Opioids cause psychomotor and cognitive impairment, which means users can become drowsy and unable to make clear judgments. This is why opioid use or abuse does not go together with driving. Drivers in Georgia should know that in 2016, 7.1% of all car crash initiators were found to have opioids in their system. In 1993, that percentage was 2%.
Though doctors are writing out fewer opioid prescriptions, opioid use is still behind a great many car crashes. A new study published by JAMA Network Open does not say that opioids cause crashes, but it does make a strong connection between the two. Researchers focused on fatal two-car crashes that involved opioid-using drivers. There were 1,467 such drivers in all, and of these, 918 were deemed to be crash initiators.
Hydrocodone was discovered in the systems of 32% of drivers, making this the most widespread opioid. Morphine came in second at 27%, followed by oxycodone at 19% and methadone at 14%. Out of the 18,321 fatal two-car crashes that researchers sifted through, 7,535 were caused by drivers drifting out of their lanes. This made it the most widespread driver error.

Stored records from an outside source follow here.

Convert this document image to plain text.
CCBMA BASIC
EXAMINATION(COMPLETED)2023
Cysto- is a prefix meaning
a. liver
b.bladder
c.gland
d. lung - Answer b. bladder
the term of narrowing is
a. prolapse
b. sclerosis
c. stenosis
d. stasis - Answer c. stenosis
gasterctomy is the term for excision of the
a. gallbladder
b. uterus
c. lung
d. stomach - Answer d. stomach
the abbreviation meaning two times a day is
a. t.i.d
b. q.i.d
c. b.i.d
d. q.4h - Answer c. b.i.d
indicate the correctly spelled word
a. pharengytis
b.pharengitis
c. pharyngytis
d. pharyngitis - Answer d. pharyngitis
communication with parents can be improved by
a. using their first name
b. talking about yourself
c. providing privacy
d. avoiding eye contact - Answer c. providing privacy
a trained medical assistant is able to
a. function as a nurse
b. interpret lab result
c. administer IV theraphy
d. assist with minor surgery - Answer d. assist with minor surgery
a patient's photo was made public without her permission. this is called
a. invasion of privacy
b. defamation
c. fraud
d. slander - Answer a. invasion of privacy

Though the study only makes associations, its results can still be misleading. Critics point out that there is a difference between opioid use and abuse. Long-term opioid users have a tolerance for its effects, but it could still be considered negligent of them to drive soon after taking the drugs.
When opioids are involved in car wrecks, victims may have a valid case on their hands. To have the case evaluated, they may see an attorney who works in personal injury law. Should the victim hire an attorney, he or she might bring in investigators and drug experts to assist with the case.